DNA primase is an RNA polymerase enzyme that synthesizes a short RNA primer on a DNA template during replication. The primer provides the free $3'$ end needed by DNA polymerase. One primer is needed on the leading strand, while many primers are needed on the lagging strand.

DNA polymerase III is the main prokaryotic replication enzyme that extends RNA primers by adding DNA nucleotides to the $3'$ end of a growing strand. It builds DNA in the $5'$ to $3'$ direction and uses complementary base pairing to select nucleotides. On the leading strand it can keep going for a long distance; on the lagging strand it extends each primer to form an Okazaki fragment.

DNA polymerase I is a prokaryotic enzyme that removes RNA primers and replaces them with DNA nucleotides. Once DNA polymerase I has done that, the strand still lacks a sugar-phosphate bond between adjacent DNA sections.

DNA ligase is an enzyme that joins adjacent DNA fragments by forming a phosphodiester bond in the sugar-phosphate backbone. On the lagging strand, it seals the remaining breaks between DNA fragments after RNA primers have been replaced.

So, on the lagging strand, the sequence is: primase lays an RNA primer, DNA polymerase III extends it to make an Okazaki fragment, DNA polymerase I removes the RNA primer and fills the space with DNA, and DNA ligase seals the final backbone nick. That order is the safest way to remember the prokaryotic enzyme roles.

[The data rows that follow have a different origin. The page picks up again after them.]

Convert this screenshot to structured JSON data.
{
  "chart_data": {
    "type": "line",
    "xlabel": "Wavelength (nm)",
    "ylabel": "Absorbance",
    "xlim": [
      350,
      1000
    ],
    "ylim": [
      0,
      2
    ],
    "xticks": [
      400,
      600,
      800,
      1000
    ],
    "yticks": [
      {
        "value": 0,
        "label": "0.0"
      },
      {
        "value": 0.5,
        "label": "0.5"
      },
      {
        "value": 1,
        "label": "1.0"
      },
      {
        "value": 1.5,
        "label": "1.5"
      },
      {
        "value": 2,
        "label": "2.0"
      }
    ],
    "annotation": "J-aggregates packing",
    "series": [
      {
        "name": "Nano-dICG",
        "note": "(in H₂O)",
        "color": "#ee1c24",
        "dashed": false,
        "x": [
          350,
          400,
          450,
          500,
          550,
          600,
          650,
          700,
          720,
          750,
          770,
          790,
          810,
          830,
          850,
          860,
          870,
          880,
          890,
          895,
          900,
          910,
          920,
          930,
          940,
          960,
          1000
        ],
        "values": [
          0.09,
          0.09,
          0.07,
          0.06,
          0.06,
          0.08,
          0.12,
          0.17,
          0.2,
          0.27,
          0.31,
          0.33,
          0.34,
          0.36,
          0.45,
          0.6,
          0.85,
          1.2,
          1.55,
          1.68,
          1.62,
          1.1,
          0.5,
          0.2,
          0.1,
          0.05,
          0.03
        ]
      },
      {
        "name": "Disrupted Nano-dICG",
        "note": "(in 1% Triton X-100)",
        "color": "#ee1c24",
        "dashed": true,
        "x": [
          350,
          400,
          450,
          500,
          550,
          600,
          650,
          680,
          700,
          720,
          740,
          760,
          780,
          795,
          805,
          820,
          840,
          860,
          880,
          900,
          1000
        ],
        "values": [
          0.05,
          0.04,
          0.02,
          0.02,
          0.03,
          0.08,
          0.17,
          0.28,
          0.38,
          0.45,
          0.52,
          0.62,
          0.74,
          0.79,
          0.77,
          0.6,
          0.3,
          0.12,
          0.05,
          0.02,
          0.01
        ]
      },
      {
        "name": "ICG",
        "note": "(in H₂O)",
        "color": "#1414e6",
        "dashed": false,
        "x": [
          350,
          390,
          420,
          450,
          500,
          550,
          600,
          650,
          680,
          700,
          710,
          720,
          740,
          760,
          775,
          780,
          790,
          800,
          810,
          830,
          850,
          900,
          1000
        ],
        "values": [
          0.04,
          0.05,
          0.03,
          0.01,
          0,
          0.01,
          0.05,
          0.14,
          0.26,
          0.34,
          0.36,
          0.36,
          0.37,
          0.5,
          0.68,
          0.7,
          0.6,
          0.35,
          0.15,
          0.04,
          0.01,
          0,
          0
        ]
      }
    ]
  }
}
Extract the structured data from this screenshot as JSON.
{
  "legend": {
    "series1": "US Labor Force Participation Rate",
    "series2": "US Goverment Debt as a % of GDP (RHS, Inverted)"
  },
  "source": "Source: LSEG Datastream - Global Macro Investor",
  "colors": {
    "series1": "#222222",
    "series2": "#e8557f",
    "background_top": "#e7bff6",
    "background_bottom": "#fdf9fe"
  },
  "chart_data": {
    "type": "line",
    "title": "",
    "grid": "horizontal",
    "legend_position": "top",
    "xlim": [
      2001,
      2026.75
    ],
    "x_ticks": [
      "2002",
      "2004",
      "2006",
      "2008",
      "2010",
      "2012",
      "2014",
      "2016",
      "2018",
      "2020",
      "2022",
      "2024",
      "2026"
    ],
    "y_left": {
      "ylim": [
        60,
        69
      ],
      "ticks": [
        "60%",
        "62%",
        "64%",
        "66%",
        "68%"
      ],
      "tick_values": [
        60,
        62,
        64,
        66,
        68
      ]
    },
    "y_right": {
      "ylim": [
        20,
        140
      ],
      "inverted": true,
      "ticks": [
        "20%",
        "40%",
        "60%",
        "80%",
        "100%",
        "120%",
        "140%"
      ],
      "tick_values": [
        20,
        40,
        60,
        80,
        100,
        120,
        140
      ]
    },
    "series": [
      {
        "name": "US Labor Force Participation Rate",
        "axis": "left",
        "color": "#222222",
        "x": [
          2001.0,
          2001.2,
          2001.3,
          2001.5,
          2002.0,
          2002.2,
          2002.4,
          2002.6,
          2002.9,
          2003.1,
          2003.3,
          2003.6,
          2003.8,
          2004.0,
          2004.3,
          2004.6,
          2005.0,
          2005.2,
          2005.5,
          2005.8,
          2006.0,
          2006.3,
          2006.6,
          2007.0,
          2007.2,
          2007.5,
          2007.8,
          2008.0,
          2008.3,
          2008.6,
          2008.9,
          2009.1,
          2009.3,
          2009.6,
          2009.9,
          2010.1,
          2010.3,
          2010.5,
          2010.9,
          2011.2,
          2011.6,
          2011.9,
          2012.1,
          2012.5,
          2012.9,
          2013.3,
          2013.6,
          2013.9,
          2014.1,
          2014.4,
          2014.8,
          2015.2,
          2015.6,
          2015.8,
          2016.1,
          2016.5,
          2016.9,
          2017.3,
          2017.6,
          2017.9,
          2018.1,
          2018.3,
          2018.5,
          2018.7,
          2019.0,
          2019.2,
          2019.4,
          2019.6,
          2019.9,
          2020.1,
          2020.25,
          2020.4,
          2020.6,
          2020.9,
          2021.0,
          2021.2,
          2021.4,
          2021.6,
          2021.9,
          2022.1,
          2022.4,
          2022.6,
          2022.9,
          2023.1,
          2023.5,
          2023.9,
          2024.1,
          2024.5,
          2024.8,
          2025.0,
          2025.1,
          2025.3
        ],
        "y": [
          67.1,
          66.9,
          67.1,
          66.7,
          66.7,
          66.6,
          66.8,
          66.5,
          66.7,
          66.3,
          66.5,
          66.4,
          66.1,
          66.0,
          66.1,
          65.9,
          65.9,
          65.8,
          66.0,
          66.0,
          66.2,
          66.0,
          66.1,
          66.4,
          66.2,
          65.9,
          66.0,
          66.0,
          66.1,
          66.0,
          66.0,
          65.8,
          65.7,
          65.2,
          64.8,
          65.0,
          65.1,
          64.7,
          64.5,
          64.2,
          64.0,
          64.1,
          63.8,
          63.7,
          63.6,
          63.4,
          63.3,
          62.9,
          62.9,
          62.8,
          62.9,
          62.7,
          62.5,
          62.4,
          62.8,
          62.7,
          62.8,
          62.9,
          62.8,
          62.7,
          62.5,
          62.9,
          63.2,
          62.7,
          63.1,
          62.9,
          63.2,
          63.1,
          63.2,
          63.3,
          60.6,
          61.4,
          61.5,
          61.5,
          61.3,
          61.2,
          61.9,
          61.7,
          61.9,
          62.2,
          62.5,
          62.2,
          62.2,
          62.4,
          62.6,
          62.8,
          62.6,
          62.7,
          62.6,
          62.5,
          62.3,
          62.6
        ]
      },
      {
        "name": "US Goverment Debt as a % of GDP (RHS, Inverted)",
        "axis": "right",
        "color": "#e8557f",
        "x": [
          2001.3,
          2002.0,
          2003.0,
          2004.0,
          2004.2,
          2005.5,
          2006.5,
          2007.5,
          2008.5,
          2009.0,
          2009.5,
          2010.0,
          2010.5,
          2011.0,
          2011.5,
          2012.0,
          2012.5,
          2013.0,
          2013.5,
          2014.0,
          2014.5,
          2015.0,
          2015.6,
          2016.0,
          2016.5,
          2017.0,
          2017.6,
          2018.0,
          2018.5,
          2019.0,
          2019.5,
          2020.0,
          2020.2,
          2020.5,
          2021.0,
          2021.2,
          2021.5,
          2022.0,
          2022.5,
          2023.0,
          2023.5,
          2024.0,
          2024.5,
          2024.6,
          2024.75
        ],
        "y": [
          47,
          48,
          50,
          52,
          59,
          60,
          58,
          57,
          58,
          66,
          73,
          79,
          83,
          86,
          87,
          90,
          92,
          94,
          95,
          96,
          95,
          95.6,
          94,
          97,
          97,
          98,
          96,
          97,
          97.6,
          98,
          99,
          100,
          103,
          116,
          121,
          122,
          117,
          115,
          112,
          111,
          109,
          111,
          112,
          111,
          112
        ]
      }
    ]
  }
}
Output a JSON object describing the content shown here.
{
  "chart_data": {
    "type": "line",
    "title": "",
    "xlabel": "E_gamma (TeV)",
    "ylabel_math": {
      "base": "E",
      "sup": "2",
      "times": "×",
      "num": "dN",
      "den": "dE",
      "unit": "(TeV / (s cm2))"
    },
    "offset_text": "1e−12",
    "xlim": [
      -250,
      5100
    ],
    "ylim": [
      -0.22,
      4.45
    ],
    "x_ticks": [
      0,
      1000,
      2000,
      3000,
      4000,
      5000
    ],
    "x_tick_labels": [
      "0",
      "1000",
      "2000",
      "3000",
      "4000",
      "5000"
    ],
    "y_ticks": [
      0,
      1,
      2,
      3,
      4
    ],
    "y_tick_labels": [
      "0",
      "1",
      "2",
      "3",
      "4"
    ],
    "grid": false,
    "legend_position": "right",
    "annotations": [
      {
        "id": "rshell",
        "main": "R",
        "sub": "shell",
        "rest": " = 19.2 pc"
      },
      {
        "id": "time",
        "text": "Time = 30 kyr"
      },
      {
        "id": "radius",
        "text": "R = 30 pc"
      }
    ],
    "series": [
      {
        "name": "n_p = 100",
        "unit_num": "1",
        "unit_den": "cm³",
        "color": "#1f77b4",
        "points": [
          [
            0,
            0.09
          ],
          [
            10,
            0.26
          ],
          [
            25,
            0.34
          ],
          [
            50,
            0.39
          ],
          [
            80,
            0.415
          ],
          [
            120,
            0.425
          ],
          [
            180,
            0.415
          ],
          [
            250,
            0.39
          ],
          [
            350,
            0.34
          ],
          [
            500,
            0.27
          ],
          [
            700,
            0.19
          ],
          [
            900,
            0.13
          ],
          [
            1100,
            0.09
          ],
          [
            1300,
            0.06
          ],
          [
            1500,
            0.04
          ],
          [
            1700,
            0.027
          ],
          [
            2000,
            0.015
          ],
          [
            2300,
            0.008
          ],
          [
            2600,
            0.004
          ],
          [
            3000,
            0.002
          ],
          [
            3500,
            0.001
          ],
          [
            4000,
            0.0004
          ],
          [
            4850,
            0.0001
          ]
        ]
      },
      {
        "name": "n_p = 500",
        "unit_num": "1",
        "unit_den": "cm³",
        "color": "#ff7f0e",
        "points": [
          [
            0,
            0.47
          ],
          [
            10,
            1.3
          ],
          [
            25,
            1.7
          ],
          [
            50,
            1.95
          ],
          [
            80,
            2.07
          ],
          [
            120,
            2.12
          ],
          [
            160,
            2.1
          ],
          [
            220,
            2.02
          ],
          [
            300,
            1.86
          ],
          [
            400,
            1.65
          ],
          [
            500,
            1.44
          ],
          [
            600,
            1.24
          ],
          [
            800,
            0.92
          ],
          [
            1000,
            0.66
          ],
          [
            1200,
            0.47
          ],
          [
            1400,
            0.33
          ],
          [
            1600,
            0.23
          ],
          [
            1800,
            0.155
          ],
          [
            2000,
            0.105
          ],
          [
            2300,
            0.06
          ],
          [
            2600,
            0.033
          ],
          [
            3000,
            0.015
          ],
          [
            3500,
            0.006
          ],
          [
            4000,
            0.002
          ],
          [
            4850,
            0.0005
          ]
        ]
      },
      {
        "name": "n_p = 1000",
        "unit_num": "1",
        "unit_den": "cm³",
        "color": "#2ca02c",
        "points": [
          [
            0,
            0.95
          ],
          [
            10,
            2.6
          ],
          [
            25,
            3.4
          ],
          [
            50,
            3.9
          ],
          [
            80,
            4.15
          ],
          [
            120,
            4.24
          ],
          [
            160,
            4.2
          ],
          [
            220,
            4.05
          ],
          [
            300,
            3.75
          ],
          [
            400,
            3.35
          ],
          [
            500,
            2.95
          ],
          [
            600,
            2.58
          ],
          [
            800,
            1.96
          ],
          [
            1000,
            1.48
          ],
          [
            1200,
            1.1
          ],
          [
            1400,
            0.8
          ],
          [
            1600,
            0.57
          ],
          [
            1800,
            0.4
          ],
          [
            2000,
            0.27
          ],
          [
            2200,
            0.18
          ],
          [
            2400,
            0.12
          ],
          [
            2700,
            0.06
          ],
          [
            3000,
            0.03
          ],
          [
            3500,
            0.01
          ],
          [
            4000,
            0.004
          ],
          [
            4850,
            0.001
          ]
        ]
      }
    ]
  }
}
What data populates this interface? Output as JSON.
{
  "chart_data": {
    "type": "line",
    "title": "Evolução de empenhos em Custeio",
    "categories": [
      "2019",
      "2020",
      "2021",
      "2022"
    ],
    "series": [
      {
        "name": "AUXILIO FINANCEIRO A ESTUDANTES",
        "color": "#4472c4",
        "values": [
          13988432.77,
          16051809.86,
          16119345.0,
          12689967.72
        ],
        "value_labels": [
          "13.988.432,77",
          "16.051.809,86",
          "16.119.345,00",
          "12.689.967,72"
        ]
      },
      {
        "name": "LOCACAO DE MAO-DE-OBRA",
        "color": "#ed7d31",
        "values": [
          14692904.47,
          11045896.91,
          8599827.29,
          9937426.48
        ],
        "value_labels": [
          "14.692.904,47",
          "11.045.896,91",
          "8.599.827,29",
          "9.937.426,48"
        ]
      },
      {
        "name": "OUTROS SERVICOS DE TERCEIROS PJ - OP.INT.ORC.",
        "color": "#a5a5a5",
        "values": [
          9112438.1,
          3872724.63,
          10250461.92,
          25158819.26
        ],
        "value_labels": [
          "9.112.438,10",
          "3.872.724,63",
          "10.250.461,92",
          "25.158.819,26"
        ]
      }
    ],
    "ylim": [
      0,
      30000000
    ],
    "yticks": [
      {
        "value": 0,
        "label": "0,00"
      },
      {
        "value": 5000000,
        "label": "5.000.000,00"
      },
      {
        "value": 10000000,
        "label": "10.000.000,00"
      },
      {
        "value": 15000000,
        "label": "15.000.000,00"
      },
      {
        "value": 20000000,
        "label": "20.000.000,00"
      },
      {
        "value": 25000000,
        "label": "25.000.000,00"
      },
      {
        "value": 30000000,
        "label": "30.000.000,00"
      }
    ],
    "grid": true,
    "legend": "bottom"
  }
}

DNA proofreading is an error-correction process during DNA replication in which DNA polymerase removes a newly added mismatched nucleotide and replaces it with the correctly paired nucleotide.

In the prokaryotic system required here, DNA polymerase III carries out proofreading. If DNA polymerase III adds a nucleotide whose base does not match the template base, the mismatch is picked up at the $3^\prime$ end of the growing strand.

DNA polymerase III then cuts out the mismatched nucleotide from the $3^\prime$ terminal of the strand. It adds a nucleotide with the correct complementary base, and replication continues.

Proofreading makes replication more faithful, which helps prevent mutations. It also helps explain how genetic continuity is maintained: semi-conservative replication provides the template system, complementary base pairing gives the copying rule, and proofreading fixes many of the mistakes that still slip through.